Loyalsock Township to replace traffic light

The Loyalsock Township supervisors unanimously accepted a proposal from Larson Design Group to begin the designing phase of a new traffic signal at the intersection of Northway Road and Sheridan Street at its meeting Tuesday night.

The board has worked on securing grant funding for the project over the past three years and decided to move along despite the bid costing more than the estimated costs.

“It is the oldest in the township and probably the only one in the area on a wooden pole,” said Bill Burdett, the township’s business manager. “I would guess that it is 60 or 70 years old.”

Burdett recommended to the board that while the state Department of Transportation will only be covering 80 percent of what the board estimated the project would cost, taking the increase for the sake of finishing the project would be worth it.

He added that to halt the project now would force the township to “wait probably two years before you would even begin the design phase again.”

The project is estimated to cost the township about $110,000 compared to the $50,000 that was previously budgeted, but Burdett added that the township has the remaining funds needed in capital reserves for occasions like this.

In other news, the board accepted a $7,451 donation for a new solar powered security camera for Commerce Park’s parking lot. The donation, according to Burdett, will be coming from an individual who recently had his car broken into on the lot.

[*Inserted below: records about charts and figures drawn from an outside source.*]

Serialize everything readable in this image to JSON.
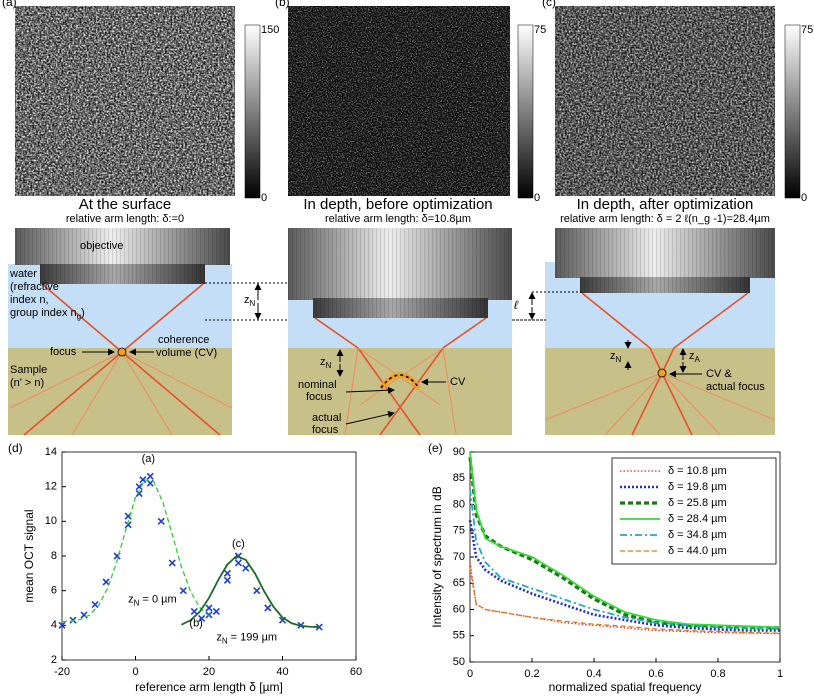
{
  "panels": [
    {
      "label": "(a)",
      "colorbar": {
        "max": 150,
        "min": 0
      },
      "caption": "At the surface",
      "subcaption": "relative arm length: δ:=0"
    },
    {
      "label": "(b)",
      "colorbar": {
        "max": 75,
        "min": 0
      },
      "caption": "In depth, before optimization",
      "subcaption": "relative arm length: δ=10.8µm"
    },
    {
      "label": "(c)",
      "colorbar": {
        "max": 75,
        "min": 0
      },
      "caption": "In depth, after optimization",
      "subcaption": "relative arm length: δ = 2 ℓ(n_g -1)=28.4µm"
    }
  ],
  "diagram": {
    "a": {
      "objective": "objective",
      "water": [
        "water",
        "(refractive",
        "index n,",
        "group index n"
      ],
      "water_sub": "g",
      "water_end": ")",
      "z": "z",
      "z_sub": "N",
      "focus": "focus",
      "cv": [
        "coherence",
        "volume (CV)"
      ],
      "sample": [
        "Sample",
        "(n' > n)"
      ]
    },
    "b": {
      "z": "z",
      "z_sub": "N",
      "nominal": [
        "nominal",
        "focus"
      ],
      "actual": [
        "actual",
        "focus"
      ],
      "cv": "CV"
    },
    "c": {
      "ell": "ℓ",
      "z": "z",
      "z_sub": "N",
      "za": "z",
      "za_sub": "A",
      "cv": [
        "CV &",
        "actual focus"
      ]
    }
  },
  "chart_data": [
    {
      "type": "scatter",
      "label": "(d)",
      "xlabel": "reference arm length δ [µm]",
      "ylabel": "mean OCT signal",
      "xlim": [
        -20,
        60
      ],
      "xticks": [
        -20,
        0,
        20,
        40,
        60
      ],
      "ylim": [
        2,
        14
      ],
      "yticks": [
        2,
        4,
        6,
        8,
        10,
        12,
        14
      ],
      "annotations": [
        "(a)",
        "(c)",
        "(b)",
        {
          "main": "z",
          "sub": "N",
          "rest": " = 0 µm"
        },
        {
          "main": "z",
          "sub": "N",
          "rest": " = 199 µm"
        }
      ],
      "series": [
        {
          "color": "#1f3fd0",
          "marker": "x",
          "x": [
            -20,
            -17,
            -14,
            -11,
            -8,
            -5,
            -2,
            -2,
            1,
            1,
            2,
            4,
            4,
            7,
            10,
            13,
            16,
            18,
            20,
            20,
            22,
            25,
            25,
            28,
            28,
            30,
            33,
            36,
            40,
            45,
            50
          ],
          "values": [
            4.0,
            4.3,
            4.6,
            5.2,
            6.5,
            8.0,
            9.8,
            10.3,
            12.0,
            11.6,
            12.4,
            12.6,
            12.2,
            10.0,
            7.6,
            6.0,
            4.8,
            4.4,
            4.6,
            5.0,
            4.8,
            7.0,
            6.6,
            8.0,
            7.6,
            7.3,
            6.0,
            5.0,
            4.3,
            4.0,
            3.9
          ]
        },
        {
          "color": "#33cc33",
          "dash": "dashed",
          "x": [
            -20,
            -17.5,
            -15,
            -12.5,
            -10,
            -7.5,
            -5,
            -2.5,
            0,
            2.5,
            5,
            7.5,
            10,
            12.5,
            15,
            17.5,
            20
          ],
          "values": [
            4.21,
            4.24,
            4.34,
            4.6,
            5.15,
            6.18,
            7.73,
            9.62,
            11.38,
            12.4,
            12.28,
            11.07,
            9.24,
            7.38,
            5.94,
            5.02,
            4.53
          ]
        },
        {
          "color": "#1a6b2a",
          "dash": "solid",
          "x": [
            12.5,
            15,
            17.5,
            20,
            22.5,
            25,
            27.5,
            30,
            32.5,
            35,
            37.5,
            40,
            42.5,
            45,
            47.5,
            50
          ],
          "values": [
            4.04,
            4.29,
            4.79,
            5.58,
            6.61,
            7.51,
            8.0,
            7.78,
            7.0,
            5.97,
            5.08,
            4.45,
            4.12,
            3.97,
            3.92,
            3.9
          ]
        }
      ]
    },
    {
      "type": "line",
      "label": "(e)",
      "xlabel": "normalized spatial frequency",
      "ylabel": "Intensity of spectrum in dB",
      "xlim": [
        0,
        1
      ],
      "xticks": [
        0,
        0.2,
        0.4,
        0.6,
        0.8,
        1
      ],
      "ylim": [
        50,
        90
      ],
      "yticks": [
        50,
        55,
        60,
        65,
        70,
        75,
        80,
        85,
        90
      ],
      "legend": "upper right",
      "x": [
        0,
        0.02,
        0.05,
        0.1,
        0.2,
        0.3,
        0.4,
        0.5,
        0.6,
        0.7,
        0.8,
        0.9,
        1
      ],
      "series": [
        {
          "name": "δ = 10.8 µm",
          "color": "#e03020",
          "dash": "dotted",
          "values": [
            69,
            61,
            60,
            59.5,
            58.5,
            57.5,
            57,
            56.5,
            56,
            55.8,
            55.6,
            55.5,
            55.4
          ]
        },
        {
          "name": "δ = 19.8 µm",
          "color": "#2030c0",
          "dash": "dotted-thick",
          "values": [
            77,
            70,
            67.5,
            65.5,
            63,
            61,
            59,
            58,
            57,
            56.5,
            56.2,
            56,
            56
          ]
        },
        {
          "name": "δ = 25.8 µm",
          "color": "#1a7a1a",
          "dash": "dashed-thick",
          "values": [
            89,
            78,
            74,
            72,
            69.5,
            66,
            62,
            59,
            57.5,
            57,
            56.8,
            56.6,
            56.5
          ]
        },
        {
          "name": "δ = 28.4 µm",
          "color": "#33dd33",
          "dash": "solid",
          "values": [
            90,
            79,
            73.5,
            72,
            70,
            66.5,
            62.5,
            59.5,
            58,
            57.2,
            57,
            56.8,
            56.6
          ]
        },
        {
          "name": "δ = 34.8 µm",
          "color": "#20a8c0",
          "dash": "dashdot",
          "values": [
            83,
            73,
            69,
            66,
            64,
            62,
            60,
            58.5,
            57.5,
            57,
            56.6,
            56.4,
            56.3
          ]
        },
        {
          "name": "δ = 44.0 µm",
          "color": "#e07818",
          "dash": "dashed",
          "values": [
            68,
            61,
            60,
            59.5,
            58.5,
            57.8,
            57.2,
            56.8,
            56.3,
            56,
            55.8,
            55.6,
            55.5
          ]
        }
      ]
    }
  ]
}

“A lot of people have been parking there to use the Susquehanna River Walk,” Burdett said. The board agreed to install a telephone in the parking lot to mount the camera signal on and to have the township monitor the system with the stipulation that future repairs of the system may depend on if it has shown to be useful.

The board also approved a goldsmith moving into the area to use his home on Washington Boulevard for a planned jewelry store. Per zoning regulation, he will only be able to use 25 percent of the home for business.

Paul Nyman, John C. Bower Jr., Marc C. Sortman, Richard H. Wheeland and Virginia Eaton were present.